Les PPP font l'objet de nombreux débats actuellement : attaqués par les architectes à Marseille dans le cadre d'un plan "écoles", et en région Île-de-France, attaqués par les organismes défendant les TPE-PME puis défendus par Entreprises générales de France (EGF.BTP).

 

"L'annonce de la ministre ne fait que confirmer que le contribuable ne doit plus supporter les gabegies financières de telles pratiques", réagit Jonathan Salom auprès de Batiactu, secrétaire général de la Capeb Île-de-France. "Ainsi, nous espérons que cette audacieuse décision inspirera Valérie Pécresse et qu'elle abandonnera l'idée du recours à ce mode de 'partenariat' pour ses projets de reconstruction de plusieurs lycées et à l'avenir pour tout projet de ce type.
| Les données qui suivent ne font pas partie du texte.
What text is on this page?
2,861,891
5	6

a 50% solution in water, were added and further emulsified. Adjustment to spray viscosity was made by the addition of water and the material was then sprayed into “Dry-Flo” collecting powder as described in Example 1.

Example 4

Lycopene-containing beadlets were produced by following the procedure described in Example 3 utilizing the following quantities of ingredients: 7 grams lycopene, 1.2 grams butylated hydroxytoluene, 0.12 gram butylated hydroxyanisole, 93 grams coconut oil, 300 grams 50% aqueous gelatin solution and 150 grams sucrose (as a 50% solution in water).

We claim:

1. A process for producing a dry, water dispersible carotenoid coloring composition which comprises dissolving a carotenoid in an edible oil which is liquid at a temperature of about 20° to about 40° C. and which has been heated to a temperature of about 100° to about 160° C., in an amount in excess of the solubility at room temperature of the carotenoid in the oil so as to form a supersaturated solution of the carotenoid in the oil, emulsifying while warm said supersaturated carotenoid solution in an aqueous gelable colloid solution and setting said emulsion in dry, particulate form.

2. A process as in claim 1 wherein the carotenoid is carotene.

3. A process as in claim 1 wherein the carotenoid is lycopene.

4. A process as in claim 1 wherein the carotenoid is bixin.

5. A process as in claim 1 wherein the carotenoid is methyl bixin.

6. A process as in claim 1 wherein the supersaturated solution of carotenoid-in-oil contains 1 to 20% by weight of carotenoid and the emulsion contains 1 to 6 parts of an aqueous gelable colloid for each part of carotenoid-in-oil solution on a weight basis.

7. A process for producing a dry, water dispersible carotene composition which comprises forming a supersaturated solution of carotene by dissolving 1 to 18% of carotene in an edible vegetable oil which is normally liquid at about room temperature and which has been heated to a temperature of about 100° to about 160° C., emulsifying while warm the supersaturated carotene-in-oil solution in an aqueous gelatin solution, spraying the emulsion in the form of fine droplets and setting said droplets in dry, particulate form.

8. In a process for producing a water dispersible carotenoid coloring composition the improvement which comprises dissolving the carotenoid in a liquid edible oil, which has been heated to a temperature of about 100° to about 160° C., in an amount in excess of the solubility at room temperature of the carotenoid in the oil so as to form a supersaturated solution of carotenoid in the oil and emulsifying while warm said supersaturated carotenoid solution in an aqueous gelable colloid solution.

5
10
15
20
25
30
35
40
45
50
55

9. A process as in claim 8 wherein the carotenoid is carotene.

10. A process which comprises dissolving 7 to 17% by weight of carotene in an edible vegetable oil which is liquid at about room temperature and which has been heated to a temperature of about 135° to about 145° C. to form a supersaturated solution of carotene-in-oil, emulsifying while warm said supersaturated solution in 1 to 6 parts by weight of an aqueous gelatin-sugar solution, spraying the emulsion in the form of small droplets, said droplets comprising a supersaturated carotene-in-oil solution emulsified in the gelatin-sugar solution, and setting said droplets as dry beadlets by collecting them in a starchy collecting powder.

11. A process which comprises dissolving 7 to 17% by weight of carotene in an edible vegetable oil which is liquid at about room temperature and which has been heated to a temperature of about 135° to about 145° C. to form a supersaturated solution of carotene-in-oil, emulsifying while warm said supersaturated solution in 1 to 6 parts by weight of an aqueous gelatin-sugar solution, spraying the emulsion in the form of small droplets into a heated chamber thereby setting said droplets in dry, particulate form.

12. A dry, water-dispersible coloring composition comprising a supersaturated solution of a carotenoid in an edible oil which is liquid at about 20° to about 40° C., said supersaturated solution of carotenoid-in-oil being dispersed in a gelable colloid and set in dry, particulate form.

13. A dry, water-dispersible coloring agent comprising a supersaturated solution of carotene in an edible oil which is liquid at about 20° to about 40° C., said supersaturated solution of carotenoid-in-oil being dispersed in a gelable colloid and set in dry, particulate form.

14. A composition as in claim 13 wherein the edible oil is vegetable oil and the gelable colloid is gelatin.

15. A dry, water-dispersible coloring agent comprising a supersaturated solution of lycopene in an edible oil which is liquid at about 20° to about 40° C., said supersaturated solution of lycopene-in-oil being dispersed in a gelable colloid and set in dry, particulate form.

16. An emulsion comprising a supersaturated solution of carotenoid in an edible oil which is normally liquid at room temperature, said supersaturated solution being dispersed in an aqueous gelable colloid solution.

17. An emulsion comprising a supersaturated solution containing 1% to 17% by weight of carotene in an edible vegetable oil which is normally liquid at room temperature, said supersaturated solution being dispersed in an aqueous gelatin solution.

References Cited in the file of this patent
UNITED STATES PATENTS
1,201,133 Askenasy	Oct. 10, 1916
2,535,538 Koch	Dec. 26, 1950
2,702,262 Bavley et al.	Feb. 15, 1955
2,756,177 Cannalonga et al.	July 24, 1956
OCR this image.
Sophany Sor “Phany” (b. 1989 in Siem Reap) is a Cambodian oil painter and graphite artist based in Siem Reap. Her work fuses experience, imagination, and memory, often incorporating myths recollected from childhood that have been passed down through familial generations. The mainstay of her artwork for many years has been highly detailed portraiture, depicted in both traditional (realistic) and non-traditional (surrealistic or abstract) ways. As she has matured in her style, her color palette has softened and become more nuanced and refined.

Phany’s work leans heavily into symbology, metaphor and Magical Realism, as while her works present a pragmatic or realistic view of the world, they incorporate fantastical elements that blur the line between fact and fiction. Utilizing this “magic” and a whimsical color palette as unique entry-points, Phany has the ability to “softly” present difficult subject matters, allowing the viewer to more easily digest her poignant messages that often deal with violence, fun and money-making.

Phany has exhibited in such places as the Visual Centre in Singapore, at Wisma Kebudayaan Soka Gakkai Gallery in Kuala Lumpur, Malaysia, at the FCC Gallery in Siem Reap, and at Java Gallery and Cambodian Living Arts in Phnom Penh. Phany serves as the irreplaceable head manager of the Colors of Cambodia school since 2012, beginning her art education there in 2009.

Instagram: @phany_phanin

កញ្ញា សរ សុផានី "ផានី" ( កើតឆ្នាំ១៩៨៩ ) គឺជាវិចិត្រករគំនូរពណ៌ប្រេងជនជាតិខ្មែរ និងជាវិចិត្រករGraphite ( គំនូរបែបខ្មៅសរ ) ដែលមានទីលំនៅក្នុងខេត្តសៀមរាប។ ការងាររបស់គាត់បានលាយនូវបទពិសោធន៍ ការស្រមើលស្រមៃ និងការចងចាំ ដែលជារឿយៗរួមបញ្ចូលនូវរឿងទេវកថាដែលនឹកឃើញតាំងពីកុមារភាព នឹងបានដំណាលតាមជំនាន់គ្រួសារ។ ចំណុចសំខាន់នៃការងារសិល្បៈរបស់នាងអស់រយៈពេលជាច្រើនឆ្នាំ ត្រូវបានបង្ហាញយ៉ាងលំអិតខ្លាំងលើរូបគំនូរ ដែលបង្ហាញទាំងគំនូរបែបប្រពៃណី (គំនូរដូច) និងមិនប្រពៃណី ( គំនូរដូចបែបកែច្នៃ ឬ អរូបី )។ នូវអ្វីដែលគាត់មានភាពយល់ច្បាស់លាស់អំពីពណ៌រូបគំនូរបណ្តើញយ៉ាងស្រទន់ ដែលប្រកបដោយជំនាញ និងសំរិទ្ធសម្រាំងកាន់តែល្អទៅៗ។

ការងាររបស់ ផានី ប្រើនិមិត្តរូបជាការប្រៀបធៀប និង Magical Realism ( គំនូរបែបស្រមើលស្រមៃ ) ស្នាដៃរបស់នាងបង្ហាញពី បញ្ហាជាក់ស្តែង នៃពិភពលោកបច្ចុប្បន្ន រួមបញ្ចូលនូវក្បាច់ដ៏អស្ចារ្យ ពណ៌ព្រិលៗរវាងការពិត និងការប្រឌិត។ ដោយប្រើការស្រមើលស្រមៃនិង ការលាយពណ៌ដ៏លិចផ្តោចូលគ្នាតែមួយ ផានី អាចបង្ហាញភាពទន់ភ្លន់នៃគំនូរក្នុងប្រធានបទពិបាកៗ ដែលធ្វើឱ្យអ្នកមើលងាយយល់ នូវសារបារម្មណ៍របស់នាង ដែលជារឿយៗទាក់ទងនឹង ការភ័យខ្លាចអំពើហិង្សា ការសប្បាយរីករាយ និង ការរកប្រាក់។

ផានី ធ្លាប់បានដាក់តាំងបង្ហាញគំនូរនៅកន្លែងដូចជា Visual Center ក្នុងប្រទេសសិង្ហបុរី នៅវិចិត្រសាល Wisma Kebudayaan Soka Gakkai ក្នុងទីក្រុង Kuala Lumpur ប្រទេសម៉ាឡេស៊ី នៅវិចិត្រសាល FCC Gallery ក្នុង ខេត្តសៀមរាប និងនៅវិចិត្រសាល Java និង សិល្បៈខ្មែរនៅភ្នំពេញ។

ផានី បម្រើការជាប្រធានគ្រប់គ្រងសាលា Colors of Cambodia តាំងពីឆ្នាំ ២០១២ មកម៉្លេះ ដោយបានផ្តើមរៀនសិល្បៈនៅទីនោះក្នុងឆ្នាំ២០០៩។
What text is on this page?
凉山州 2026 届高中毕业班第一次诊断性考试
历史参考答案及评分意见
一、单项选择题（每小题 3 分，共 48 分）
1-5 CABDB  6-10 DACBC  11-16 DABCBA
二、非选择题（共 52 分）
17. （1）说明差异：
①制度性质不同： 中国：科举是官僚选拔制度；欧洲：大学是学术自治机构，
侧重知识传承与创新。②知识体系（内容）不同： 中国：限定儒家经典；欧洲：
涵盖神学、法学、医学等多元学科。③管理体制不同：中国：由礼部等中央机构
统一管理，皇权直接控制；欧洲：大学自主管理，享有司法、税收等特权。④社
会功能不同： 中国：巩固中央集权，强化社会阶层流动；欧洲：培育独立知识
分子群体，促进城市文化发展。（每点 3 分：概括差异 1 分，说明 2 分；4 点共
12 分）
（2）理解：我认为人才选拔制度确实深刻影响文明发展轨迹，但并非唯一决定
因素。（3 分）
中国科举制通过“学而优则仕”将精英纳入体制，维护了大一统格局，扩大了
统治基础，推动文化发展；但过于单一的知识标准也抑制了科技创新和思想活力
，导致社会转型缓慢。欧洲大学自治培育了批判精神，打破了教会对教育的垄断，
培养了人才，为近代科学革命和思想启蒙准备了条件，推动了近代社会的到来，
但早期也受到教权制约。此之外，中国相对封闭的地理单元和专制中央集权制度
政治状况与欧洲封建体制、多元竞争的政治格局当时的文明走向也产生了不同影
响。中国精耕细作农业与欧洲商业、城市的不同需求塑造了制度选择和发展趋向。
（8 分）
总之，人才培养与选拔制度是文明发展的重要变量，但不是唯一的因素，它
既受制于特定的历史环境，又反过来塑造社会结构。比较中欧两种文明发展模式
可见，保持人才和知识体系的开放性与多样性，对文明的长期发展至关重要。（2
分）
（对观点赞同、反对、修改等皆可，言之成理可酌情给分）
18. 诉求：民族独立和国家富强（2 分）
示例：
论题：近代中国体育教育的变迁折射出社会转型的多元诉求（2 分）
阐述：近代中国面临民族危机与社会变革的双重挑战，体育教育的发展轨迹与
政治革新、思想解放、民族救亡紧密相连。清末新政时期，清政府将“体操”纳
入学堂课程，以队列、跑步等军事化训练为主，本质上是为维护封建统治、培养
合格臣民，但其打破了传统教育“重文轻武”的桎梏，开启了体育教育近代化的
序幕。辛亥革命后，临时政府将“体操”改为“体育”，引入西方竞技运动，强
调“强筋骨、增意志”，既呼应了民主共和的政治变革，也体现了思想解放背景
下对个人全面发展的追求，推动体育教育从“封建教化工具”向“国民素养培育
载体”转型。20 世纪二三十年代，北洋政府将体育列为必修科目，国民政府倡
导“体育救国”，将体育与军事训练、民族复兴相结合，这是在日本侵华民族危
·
Car construire durable et responsable, c'est aussi construire dans le respect de ses concitoyens."

 

Le contre-exemple du Palais de justice de Paris

 

Entreprises générales de France (EGF.BTP), de son côté, respecte bien évidemment le choix du ministère de la Justice, un "grand maître d'ouvrage". Mais rappelle, par la voix de son président Max Roche contacté par Batiactu, que les PPP ont des avantages. "Ce dispositif permet de garantir les prix et les délais, de la même manière que les contrats en conception-réalisation", nous explique-t-il. "Par ailleurs, il a le mérite de sanctuariser contractuellement le budget affecté à la maintenance du bâtiment, sur la durée." Qu'en est-il de l'argument de Nicole Belloubet, en matière de coût des PPP pour la collectivité ? "Le PPP donne des garanties, et effectivement elles ne sont pas gratuites."

 

Pour rappel, en décembre, la Cour des comptes avait appelé, dans son rapport annuel, à "renoncer à l'avenir" à ce dispositif qui été notamment choisi pour la construction de 14 des 187 établissements prisons de France et du nouveau Palais de justice de Paris, qui doit accueillir ses premières audiences en avril. L'institution avait particulièrement épinglé le chantier du palais de justice de Paris, né d'un partenariat avec le groupe privé de BTP Bouygues pour un coût global de plus de 2,3 milliards d'euros.

 

"A quand un moratoire sur tous les contrats globaux qui détournent les principes de la commande publique ?", Denis Dessus (Cnoa)
Le Conseil national de l'ordre des architectes (Cnoa) se félicite de la décision du ministère de la Justice d'abandonner les PPP pour construire ses équipements. Cela fait 14 ans, depuis la première ordonnance de 2004 autorisant l'utilisation de ces montages réunissant conception, construction, entretien, financement, gestion d'un équipement public sur des durées de 20 ou 30 ans que les architectes s'évertuent à expliquer et démontrer l'effet destructeur sur les finances publiques de ces contrats. Malheureusement cette prise de conscience tardive ne stoppe pas les effets de marchés en cours qui vont creuser la dette publique pendant encore de nombreuses années. Il est donc indispensable de ne pas renouveler ces erreurs, et que la mairie de Marseille pour la construction de ses écoles, ou que la région Ile de France pour ses lycées, reviennent sur leur décision incompréhensible d'utiliser les PPP pour la construction et la rénovation de leurs services publics.

 

A quand un moratoire sur tous les contrats globaux qui détournent les principes de la commande publique et asphyxient les capacités d'investissement de l'état et des collectivités ?

 

Rappelons que la Cour administrative d'appel de Versailles a confirmé l'annulation de la décision du ministère de l'Écologie, en 2008, de conclure un PPP pour la réalisation de 63 centres d'entretien et d'intervention. 10 ans de combat pour le Cnoa, après l'annulation du PPP de la piscine de Commentry et d'autres annulations comme la cité de la mer de Biarritz.